Now apply law of sines to triangle $\triangle HCI$:

$$\frac{HI}{\sin\varepsilon_2}=\frac{HC}{\sin(\pi-\delta-\varepsilon_2)}=\frac{BC-BH}{\sin(\delta+\varepsilon_2)}$$

$$\frac{d\sin\beta}{\sin\varepsilon_2}=\frac{a-d\tan\gamma}{\sin(\delta+\varepsilon_2)}\tag{2'}$$

Solve for $\varepsilon_2$ and you get:

$$\cot\varepsilon_2=\frac{\frac ad-\tan\gamma}{\sin^2\delta}-\cot\delta\tag{3}$$

Now replace (1) into (3). The expression has to evolve into (2), assuming that the problem statement is true.

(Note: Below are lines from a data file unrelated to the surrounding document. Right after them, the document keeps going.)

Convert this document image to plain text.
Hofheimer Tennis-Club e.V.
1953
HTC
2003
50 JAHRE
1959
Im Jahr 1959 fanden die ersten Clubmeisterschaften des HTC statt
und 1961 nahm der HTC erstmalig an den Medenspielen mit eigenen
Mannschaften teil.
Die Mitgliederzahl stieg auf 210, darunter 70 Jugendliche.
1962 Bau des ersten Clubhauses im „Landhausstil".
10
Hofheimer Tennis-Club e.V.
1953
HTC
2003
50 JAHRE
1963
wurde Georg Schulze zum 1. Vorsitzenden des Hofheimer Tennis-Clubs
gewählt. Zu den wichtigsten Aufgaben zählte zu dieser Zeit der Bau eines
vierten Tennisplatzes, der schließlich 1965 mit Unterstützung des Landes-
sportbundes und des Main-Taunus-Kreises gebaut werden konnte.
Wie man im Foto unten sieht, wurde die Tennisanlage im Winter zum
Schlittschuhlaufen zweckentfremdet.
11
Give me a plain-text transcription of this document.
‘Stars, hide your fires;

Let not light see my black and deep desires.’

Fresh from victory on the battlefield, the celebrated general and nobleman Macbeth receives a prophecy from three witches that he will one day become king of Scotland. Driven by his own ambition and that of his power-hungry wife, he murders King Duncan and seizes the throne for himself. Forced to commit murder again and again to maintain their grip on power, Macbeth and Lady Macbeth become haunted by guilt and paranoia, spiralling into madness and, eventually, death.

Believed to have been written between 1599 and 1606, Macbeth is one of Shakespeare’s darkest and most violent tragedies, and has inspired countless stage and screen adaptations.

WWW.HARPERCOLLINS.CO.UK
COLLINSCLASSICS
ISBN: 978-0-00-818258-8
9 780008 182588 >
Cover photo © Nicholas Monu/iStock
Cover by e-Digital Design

In the beginning it looks pretty much hopeless but if you survive the first few lines, you will be quickly rewarded:

$$\cot\varepsilon_2=\frac{\frac{1-\cos\gamma\cos(2\delta+\gamma)}{\sin\gamma\cos\gamma}-\tan\gamma}{\sin^2\delta}-\cot\delta$$

$$\cot\varepsilon_2=\frac{1-\cos\gamma\cos(2\delta+\gamma)-\sin^2\gamma}{\sin^2\delta\sin\gamma\cos\gamma}-\frac{\cos\delta}{\sin\delta}$$

$$\cot\varepsilon_2=\frac{\cos\gamma-\cos(2\delta+\gamma)}{\sin^2\delta\sin\gamma}-\frac{\cos\delta}{\sin\delta}$$

$$\cot\varepsilon_2=\frac{\cos\gamma-\cos(2\delta)\cos\gamma+\sin(2\delta)\sin\gamma-\sin\delta\cos\delta\sin\gamma}{\sin^2\delta\sin\gamma}$$

$$\cot\varepsilon_2=\frac{\cos\gamma-\cos(2\delta)\cos\gamma}{\sin^2\delta\sin\gamma}+\frac{2\sin\delta\cos\delta\sin\gamma-\sin\delta\cos\delta\sin\gamma}{\sin^2\delta\sin\gamma}$$

$$\cot\varepsilon_2=\frac{\cos\gamma-(2\cos^2\delta-1)\cos\gamma}{\sin^2\delta\sin\gamma}+\cot\delta$$

$$\cot\varepsilon_2=\frac{2\cos\gamma(1-\cos^2\delta)}{\sin^2\delta\sin\gamma}+\cot\delta$$

$$\cot\varepsilon_2=2\cot\gamma+\cot\delta$$

$$\cot\varepsilon_2=\cot\varepsilon_1$$

Done.

EDIT: Let me show how I got from (1') to (2)

$$\frac{d\tan\gamma}{\sin\varepsilon_1}=\frac{2d\sin\delta}{\sin(\delta-\varepsilon_1)}\tag{1'}$$

$${\tan\gamma}{\sin(\delta-\varepsilon_1)}={2\sin\delta}{\sin\varepsilon_1}$$

$${\tan\gamma}{(\sin\delta\cos\varepsilon_1-\cos\delta\sin\varepsilon_1)}={2\sin\delta}{\sin\varepsilon_1}$$

Now divide both sides with ${\sin\delta}{\sin\varepsilon_1}{\tan\gamma}$:

$$\cot\varepsilon_1-\cot\delta=2\cot\gamma$$

$$\cot\varepsilon_1=2\cot\gamma+\cot\delta$$

...which is (2). The same procedure will take you from (2') to (3).